There can be no denying that the latest stimulus plans, announced primarily in the United States, have been welcomed by equity investors. The FTSE 100 has surged over 14% from the recent lows, but still 15% below year-end values. Likewise, the U.S. has rallied an even more impressive 19%. However, should we jump on the “everything’s fixed” band- wagon, or alternatively, worry that the light at the end of the tunnel is actually the headlight of the train hurtling towards us?
Earlier in the year ,the announcement by the U.S. Treasury of a poorly conceived “bail out” package was universally dismissed for its lack of detail and clarity, leading to one of the worst equity market sell-offs so far. To their merit, the Treasury (and new administration) has responded with more thought-out proposals to revitalise the stalled credit markets. To-date, the U.S. Government has spent (or committed) over US$11 trillion to rescue the U.S. financial system. This figure includes the $1 trillion (announced this month) purchase of Treasury Bonds and Mortgage Securities, the $700 billion “TARP” package, over $168 billion in tax cuts announced during the Bush reign, and, significantly, $5.5 trillion in Federal guarantees against default.

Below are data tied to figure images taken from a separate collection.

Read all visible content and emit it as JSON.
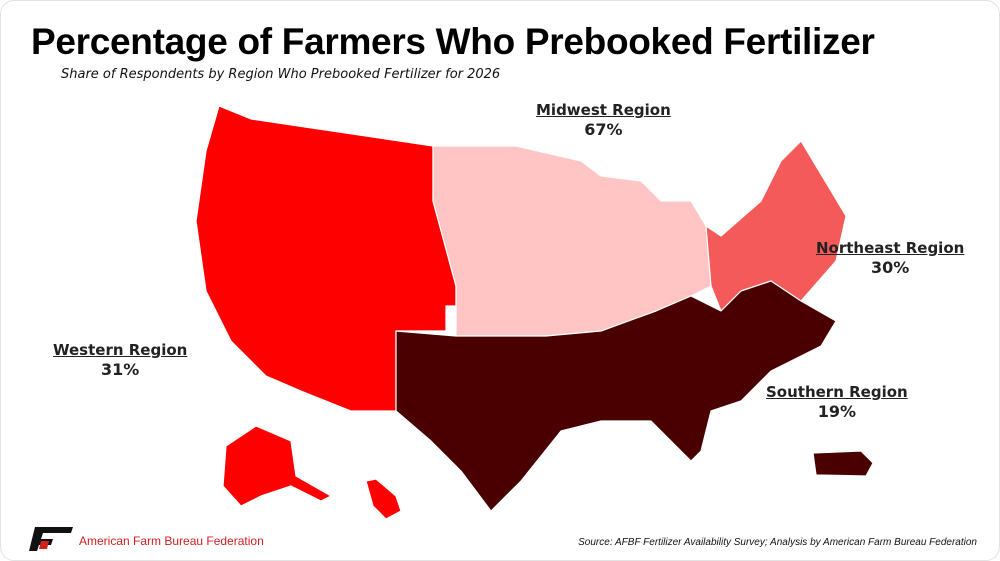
{
  "title": "Percentage of Farmers Who Prebooked Fertilizer",
  "subtitle": "Share of Respondents by Region Who Prebooked Fertilizer for 2026",
  "regions": [
    {
      "name": "Western Region",
      "value": "31%",
      "color": "#ff0000"
    },
    {
      "name": "Midwest Region",
      "value": "67%",
      "color": "#ffc4c4"
    },
    {
      "name": "Northeast Region",
      "value": "30%",
      "color": "#f55a5a"
    },
    {
      "name": "Southern Region",
      "value": "19%",
      "color": "#4a0000"
    }
  ],
  "footer": {
    "organization": "American Farm Bureau Federation",
    "logo_text": "FB",
    "source": "Source: AFBF Fertilizer Availability Survey; Analysis by American Farm Bureau Federation"
  }
}
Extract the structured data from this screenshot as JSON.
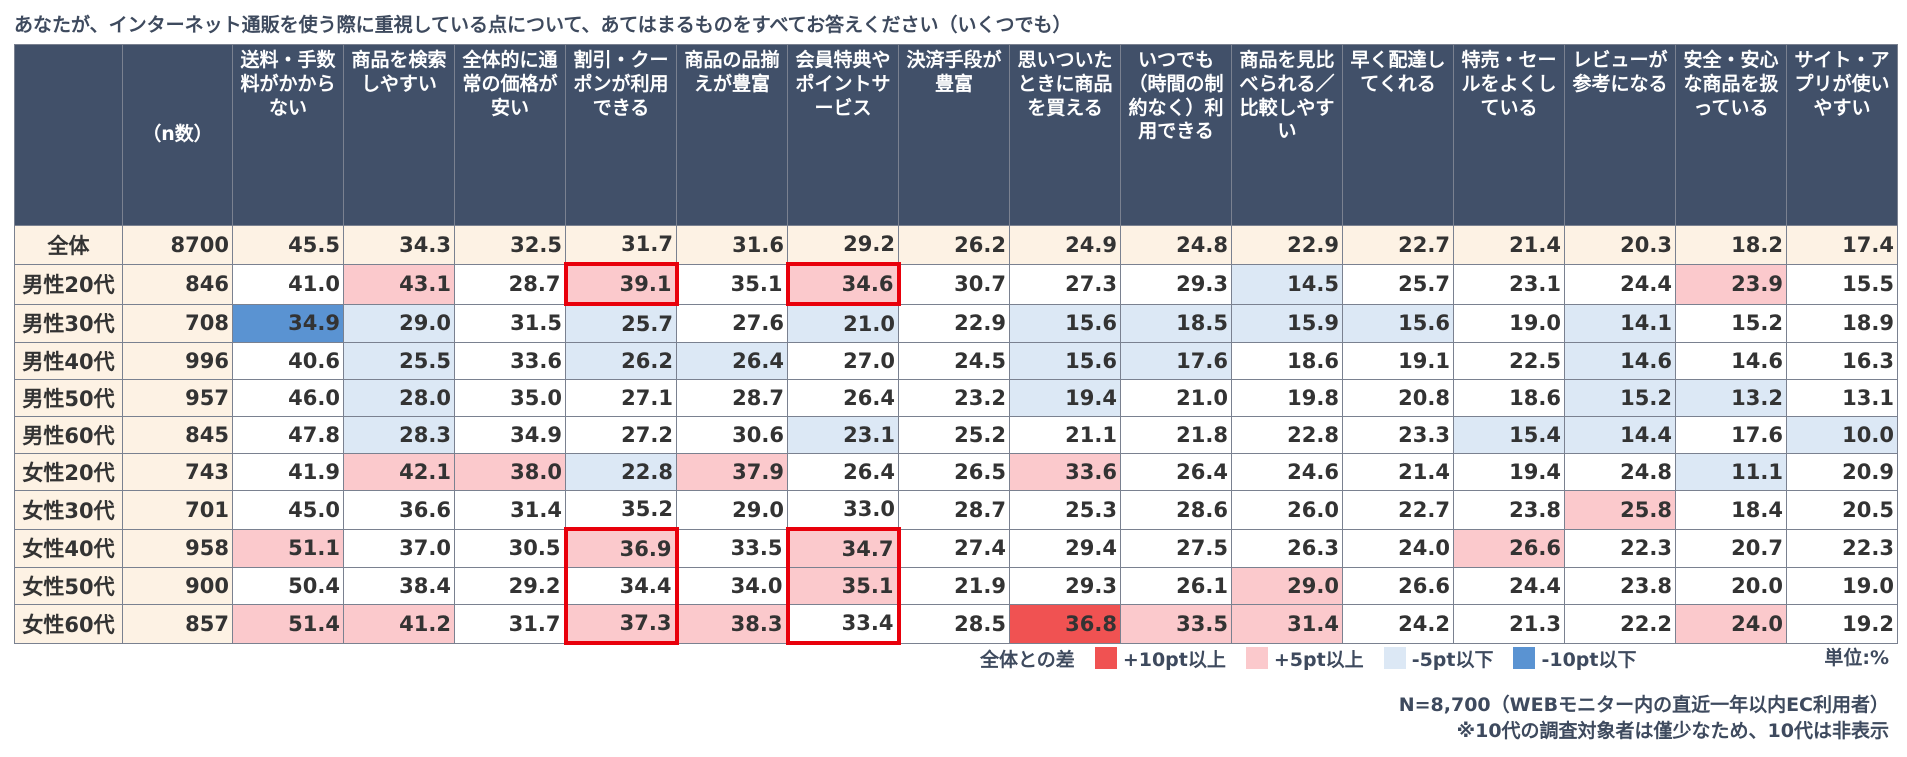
{
  "chart_data": {
    "type": "table",
    "title": "あなたが、インターネット通販を使う際に重視している点について、あてはまるものをすべてお答えください（いくつでも）",
    "n_header": "（n数）",
    "columns": [
      "送料・手数料がかからない",
      "商品を検索しやすい",
      "全体的に通常の価格が安い",
      "割引・クーポンが利用できる",
      "商品の品揃えが豊富",
      "会員特典やポイントサービス",
      "決済手段が豊富",
      "思いついたときに商品を買える",
      "いつでも（時間の制約なく）利用できる",
      "商品を見比べられる／比較しやすい",
      "早く配達してくれる",
      "特売・セールをよくしている",
      "レビューが参考になる",
      "安全・安心な商品を扱っている",
      "サイト・アプリが使いやすい"
    ],
    "rows": [
      {
        "label": "全体",
        "n": "8700",
        "values": [
          "45.5",
          "34.3",
          "32.5",
          "31.7",
          "31.6",
          "29.2",
          "26.2",
          "24.9",
          "24.8",
          "22.9",
          "22.7",
          "21.4",
          "20.3",
          "18.2",
          "17.4"
        ],
        "levels": [
          0,
          0,
          0,
          0,
          0,
          0,
          0,
          0,
          0,
          0,
          0,
          0,
          0,
          0,
          0
        ]
      },
      {
        "label": "男性20代",
        "n": "846",
        "values": [
          "41.0",
          "43.1",
          "28.7",
          "39.1",
          "35.1",
          "34.6",
          "30.7",
          "27.3",
          "29.3",
          "14.5",
          "25.7",
          "23.1",
          "24.4",
          "23.9",
          "15.5"
        ],
        "levels": [
          0,
          1,
          0,
          1,
          0,
          1,
          0,
          0,
          0,
          -1,
          0,
          0,
          0,
          1,
          0
        ]
      },
      {
        "label": "男性30代",
        "n": "708",
        "values": [
          "34.9",
          "29.0",
          "31.5",
          "25.7",
          "27.6",
          "21.0",
          "22.9",
          "15.6",
          "18.5",
          "15.9",
          "15.6",
          "19.0",
          "14.1",
          "15.2",
          "18.9"
        ],
        "levels": [
          -2,
          -1,
          0,
          -1,
          0,
          -1,
          0,
          -1,
          -1,
          -1,
          -1,
          0,
          -1,
          0,
          0
        ]
      },
      {
        "label": "男性40代",
        "n": "996",
        "values": [
          "40.6",
          "25.5",
          "33.6",
          "26.2",
          "26.4",
          "27.0",
          "24.5",
          "15.6",
          "17.6",
          "18.6",
          "19.1",
          "22.5",
          "14.6",
          "14.6",
          "16.3"
        ],
        "levels": [
          0,
          -1,
          0,
          -1,
          -1,
          0,
          0,
          -1,
          -1,
          0,
          0,
          0,
          -1,
          0,
          0
        ]
      },
      {
        "label": "男性50代",
        "n": "957",
        "values": [
          "46.0",
          "28.0",
          "35.0",
          "27.1",
          "28.7",
          "26.4",
          "23.2",
          "19.4",
          "21.0",
          "19.8",
          "20.8",
          "18.6",
          "15.2",
          "13.2",
          "13.1"
        ],
        "levels": [
          0,
          -1,
          0,
          0,
          0,
          0,
          0,
          -1,
          0,
          0,
          0,
          0,
          -1,
          -1,
          0
        ]
      },
      {
        "label": "男性60代",
        "n": "845",
        "values": [
          "47.8",
          "28.3",
          "34.9",
          "27.2",
          "30.6",
          "23.1",
          "25.2",
          "21.1",
          "21.8",
          "22.8",
          "23.3",
          "15.4",
          "14.4",
          "17.6",
          "10.0"
        ],
        "levels": [
          0,
          -1,
          0,
          0,
          0,
          -1,
          0,
          0,
          0,
          0,
          0,
          -1,
          -1,
          0,
          -1
        ]
      },
      {
        "label": "女性20代",
        "n": "743",
        "values": [
          "41.9",
          "42.1",
          "38.0",
          "22.8",
          "37.9",
          "26.4",
          "26.5",
          "33.6",
          "26.4",
          "24.6",
          "21.4",
          "19.4",
          "24.8",
          "11.1",
          "20.9"
        ],
        "levels": [
          0,
          1,
          1,
          -1,
          1,
          0,
          0,
          1,
          0,
          0,
          0,
          0,
          0,
          -1,
          0
        ]
      },
      {
        "label": "女性30代",
        "n": "701",
        "values": [
          "45.0",
          "36.6",
          "31.4",
          "35.2",
          "29.0",
          "33.0",
          "28.7",
          "25.3",
          "28.6",
          "26.0",
          "22.7",
          "23.8",
          "25.8",
          "18.4",
          "20.5"
        ],
        "levels": [
          0,
          0,
          0,
          0,
          0,
          0,
          0,
          0,
          0,
          0,
          0,
          0,
          1,
          0,
          0
        ]
      },
      {
        "label": "女性40代",
        "n": "958",
        "values": [
          "51.1",
          "37.0",
          "30.5",
          "36.9",
          "33.5",
          "34.7",
          "27.4",
          "29.4",
          "27.5",
          "26.3",
          "24.0",
          "26.6",
          "22.3",
          "20.7",
          "22.3"
        ],
        "levels": [
          1,
          0,
          0,
          1,
          0,
          1,
          0,
          0,
          0,
          0,
          0,
          1,
          0,
          0,
          0
        ]
      },
      {
        "label": "女性50代",
        "n": "900",
        "values": [
          "50.4",
          "38.4",
          "29.2",
          "34.4",
          "34.0",
          "35.1",
          "21.9",
          "29.3",
          "26.1",
          "29.0",
          "26.6",
          "24.4",
          "23.8",
          "20.0",
          "19.0"
        ],
        "levels": [
          0,
          0,
          0,
          0,
          0,
          1,
          0,
          0,
          0,
          1,
          0,
          0,
          0,
          0,
          0
        ]
      },
      {
        "label": "女性60代",
        "n": "857",
        "values": [
          "51.4",
          "41.2",
          "31.7",
          "37.3",
          "38.3",
          "33.4",
          "28.5",
          "36.8",
          "33.5",
          "31.4",
          "24.2",
          "21.3",
          "22.2",
          "24.0",
          "19.2"
        ],
        "levels": [
          1,
          1,
          0,
          1,
          1,
          0,
          0,
          2,
          1,
          1,
          0,
          0,
          0,
          1,
          0
        ]
      }
    ],
    "highlight_boxes": [
      {
        "column": 3,
        "rows": [
          1
        ]
      },
      {
        "column": 5,
        "rows": [
          1
        ]
      },
      {
        "column": 3,
        "rows": [
          8,
          9,
          10
        ]
      },
      {
        "column": 5,
        "rows": [
          8,
          9,
          10
        ]
      }
    ]
  },
  "colors": {
    "header_bg": "#415069",
    "label_bg": "#fdf2e4",
    "plus10": "#f05252",
    "plus5": "#fbc9cc",
    "minus5": "#dce8f5",
    "minus10": "#5a93d2",
    "highlight": "#e8000b"
  },
  "legend": {
    "title": "全体との差",
    "items": [
      {
        "label": "+10pt以上",
        "color": "#f05252"
      },
      {
        "label": "+5pt以上",
        "color": "#fbc9cc"
      },
      {
        "label": "-5pt以下",
        "color": "#dce8f5"
      },
      {
        "label": "-10pt以下",
        "color": "#5a93d2"
      }
    ]
  },
  "unit": "単位:%",
  "notes": [
    "N=8,700（WEBモニター内の直近一年以内EC利用者）",
    "※10代の調査対象者は僅少なため、10代は非表示"
  ]
}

The latest proposal, the Public Private Partnership Investment Programme (PPIP), is certainly intriguing. Effectively, the U.S. Government will “loan” funds to private companies to purchase, at auction, the now named “toxic assets” from the country’s banks. This will, hopefully, bid-up the price of these assets from their current fire-sale valuations, thus increasing the selling bank’s balance sheet, but leaving the Government as the ultimate underwriter of these assets. Perversely, many of the private investors are seeking guarantees from the Government that, if they participate, and eventually make, “outsized” profits from the investment, will they be immune from the public criticism now facing companies such as AIG, regarding their recent huge bonus payouts? Fear of being shot down for making money is reaching paranoia!
The question remains - is this stimulus package outlined by the U.S. Government enough? Will it solve the fundamental problems still facing the financial system (and, more importantly, the economy) or is it simply forestalling the inevitable – national and international bankruptcy?! Of even more relevance, will the UK economy/Equity markets go along for the ride or be left “home alone”?
The UK economy shows little signs of recovery, as yet; unemployment has now surpassed two million, car production has fallen 60% year on year and inflation (measured by RPI, i.e. including mortgage payments), is predicted to fall into negative territory for the first time in forty years. The U.K. budget deficit for February amounted to £9 billion - eight times the level of a year earlier, bringing public-sector net borrowing to a record £75 billion for the first eleven months of the fiscal year. If this continues, tax receipts will fall and public borrowing will expand, further adding pressure to an already weak Sterling exchange rate. Indeed, David Blanchflower, the Bank of England’s policymaker who, last year, correctly predicted the current surge in unemployment and deep recession, recently warned that the British economy may not recover this year and repeated his view that unemployment is likely to climb above the 3 million mark. This view is corroborated by the International Monetary Fund (IMF) who predict the UK economy to contract by a massive 3.8% this year.
In summary, we believe that any, and all, stimulus is needed to prevent the economies (on both sides of the Atlantic), from falling further into the abyss. However, the road to recovery will not be an uneventful journey, given that there are more speed bumps and worse pot holes ahead! This recent rally may continue but, further pull-backs are inevitable
We are, therefore, maintaining the investment stance out-lined in previous notes, as follows:-
(a) Increasing our equity exposure below key levels;
(b) Taking profits when we perceive the market has moved too far and too fast, before rotating into a longer-term core positions;
(c) Seeking opportunities in high-grade Corporate Bonds where yields and value are compelling; and,
(d) Reducing any significant over-weight Sovereign Bond exposure during periods of strength.
In short, we will maintain our balanced approach to asset-allocation until we are more convinced that the markets have a higher possibility of reaching a positive conclusion of their journey.